OpenAI CEO Sam Altman recently tweeted that this language was being removed from the company’s exit documents. But a broader culture of secrecy remains. Now, a brigade of current and former employees of frontier AI labs, including OpenAI, have blown the whistle in an open letter with a clear message: the development of the most powerful technology in human history must proceed in secrecy no longer.

Read More: Employees Say OpenAI and Google DeepMind Are Hiding Dangers From the Public

I’m a 19-year-old advocate for safer AI. The past few weeks, in my view, signal an evisceration of trust in the companies helming a world-changing project: ushering in superhuman intelligence. The people developing large-scale AI, and externalizing its large-scale risks, seemingly couldn’t care less about what anyone else thinks—it’s a new kind of Manifest Destiny. Today, a handful of powerful men in Silicon Valley are seeking to raise trillions of dollars to build a machine god. Along the way, they’ve also made themselves deities in the pantheon of CEOs writing the story of our collective future—without the rest of us having a say. As a young person who will inherit that future, I’m deeply alarmed.

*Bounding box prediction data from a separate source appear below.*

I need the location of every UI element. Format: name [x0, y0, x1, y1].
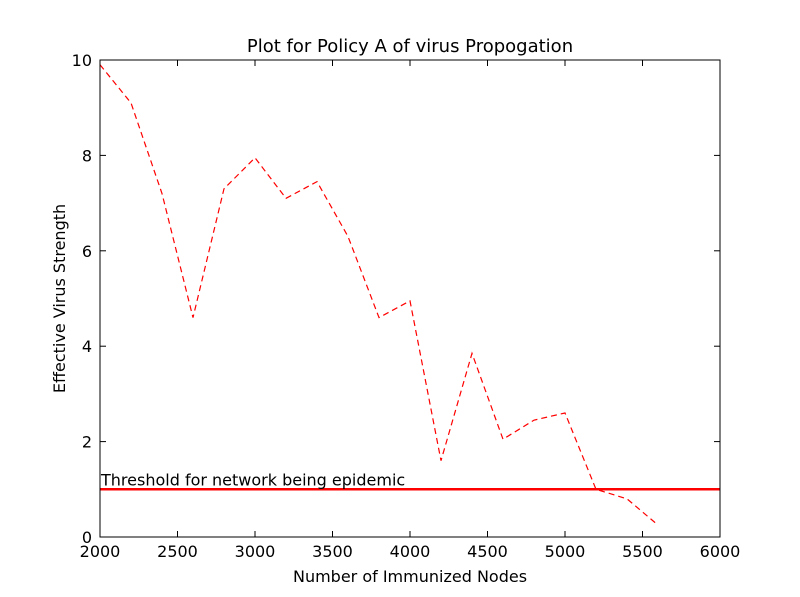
x-tick-label: 4500 [467, 542, 508, 561]
x-tick-label: 3000 [235, 542, 276, 561]
y-tick-label: 8 [82, 146, 92, 165]
x-tick-label: 3500 [312, 542, 353, 561]
y-tick-label: 0 [82, 528, 92, 547]
x-tick-label: 6000 [700, 542, 741, 561]
series-line [99, 64, 659, 526]
x-tick-label: 4000 [390, 542, 431, 561]
y-axis-label: Effective Virus Strength [50, 204, 69, 393]
y-tick-label: 4 [82, 337, 92, 356]
chart-title: Plot for Policy A of virus Propogation [247, 36, 573, 57]
plot-frame [99, 59, 721, 538]
x-tick-label: 2500 [157, 542, 198, 561]
x-tick-label: 5000 [545, 542, 586, 561]
y-tick-label: 10 [72, 51, 92, 70]
x-axis-label: Number of Immunized Nodes [293, 567, 527, 586]
x-tick-label: 5500 [622, 542, 663, 561]
axis-ticks: 2000 2500 3000 3500 4000 4500 5000 5500 6000 0 2 4 6… [72, 51, 741, 561]
y-tick-label: 6 [82, 242, 92, 261]
plot-area [99, 64, 720, 526]
x-tick-label: 2000 [80, 542, 121, 561]
threshold-label: Threshold for network being epidemic [100, 470, 405, 489]
y-tick-label: 2 [82, 433, 92, 452]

To be clear, I’m also a deep believer in what AI can do for us. I want to see AI help us cure disease, eliminate poverty, and fight climate change. I marvel at AlphaFold, Google DeepMind’s world-leading system that can predict how proteins fold and accelerate drug discovery. But I refuse to be tranquilized by tales of boundless abundance made possible only by accelerating AI at any cost. At this inflection point in history, our world faces a transformative technology, and we’ve only caught a glimpse of its dangers—ranging from present-day discrimination and disinformation to potential catastrophe if advanced AI could, say, advise a terrorist on how to build a bioweapon. The observed arc of creative destruction, whether from the invention of the printing press or the dawn of the internet, may tell us little about what lies ahead. So as Sam Altman himself once said, humanity can’t trust one person or one company to decide the future. Not when we’re gambling with the safety of my generation—and every generation before and after it.

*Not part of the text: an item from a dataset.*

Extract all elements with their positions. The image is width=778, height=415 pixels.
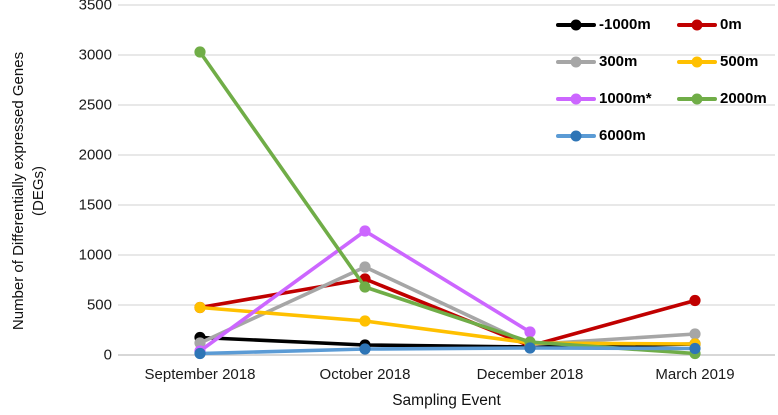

We know that people in power won’t voluntarily change course: companies like OpenAI, Meta, and Anthropic reportedly have not shared pre-deployment access to their latest models with the U.K. AI Safety Institute, rebuffing promises they made publicly. So I’m not just sitting idly by; we can’t afford to. Encode Justice, the movement of young people for safe and equitable AI that I created, is putting forth a constructive vision for the future we want to see. Ahead of last month’s Global AI Safety Summit in Seoul, we released AI 2030, a youth-authored platform urging global action before 2030 on guardrails for AI. In it, we outline 22 recommendations to build trust and human connection, protect our fundamental rights and freedoms, secure our economic future, ban fully automated weapons of destruction, and cooperate globally for a safer today and tomorrow.

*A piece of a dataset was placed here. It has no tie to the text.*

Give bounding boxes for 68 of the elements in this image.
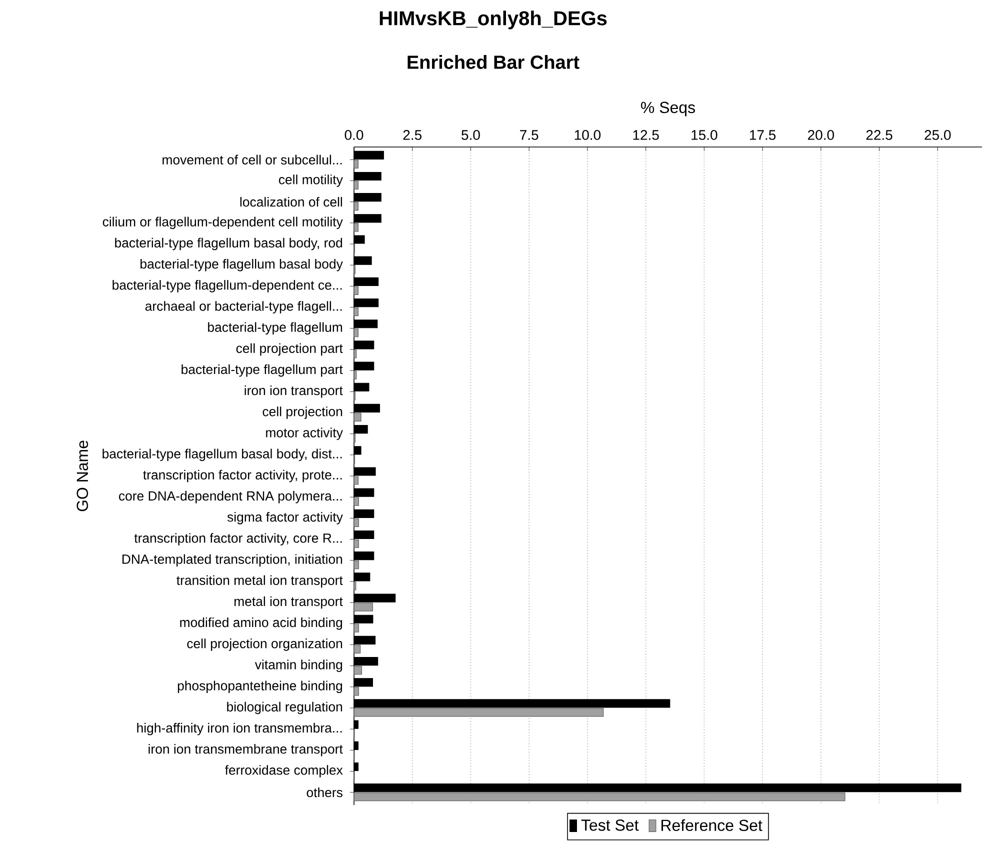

And we aren’t standing alone. We’re joined by a coalition of current and former world leaders, AI experts, and civil society actors, as well as university clubs and youth groups representing more than 15,000 of our peers. AI is otherwise rife with factionalism, but ours is a large and broad team supporting a 22-point agenda, including Turing Award-winning “godfather of AI” Yoshua Bengio, former Irish president and UN High Commissioner for Human Rights Mary Robinson, actor Joseph Gordon-Levitt, economist Daron Acemoglu, former Taiwanese digital minister Audrey Tang, and OpenAI whistleblower Daniel Kokotajlo. We invite you to join us.

Each of us deserves a place in the conversation that will drastically alter the course of our futures. Right now, it’s unfolding entirely behind closed doors. Encode Justice’s work shows that young people like us must be brought to the table; we’re already proposing solutions and organizing coalitions to make them a reality. We’re certainly not waiting until 2030 to begin our ambitious reimagination of AI as a force that benefits us all, nor will we defer to the judgment or goodwill of CEOs when the stakes are so high.

For humanity’s sake, we must all take back the mantle and write the story of our collective future for ourselves. And we must do it now.

Sneha Revanur is the founder and president of Encode Justice.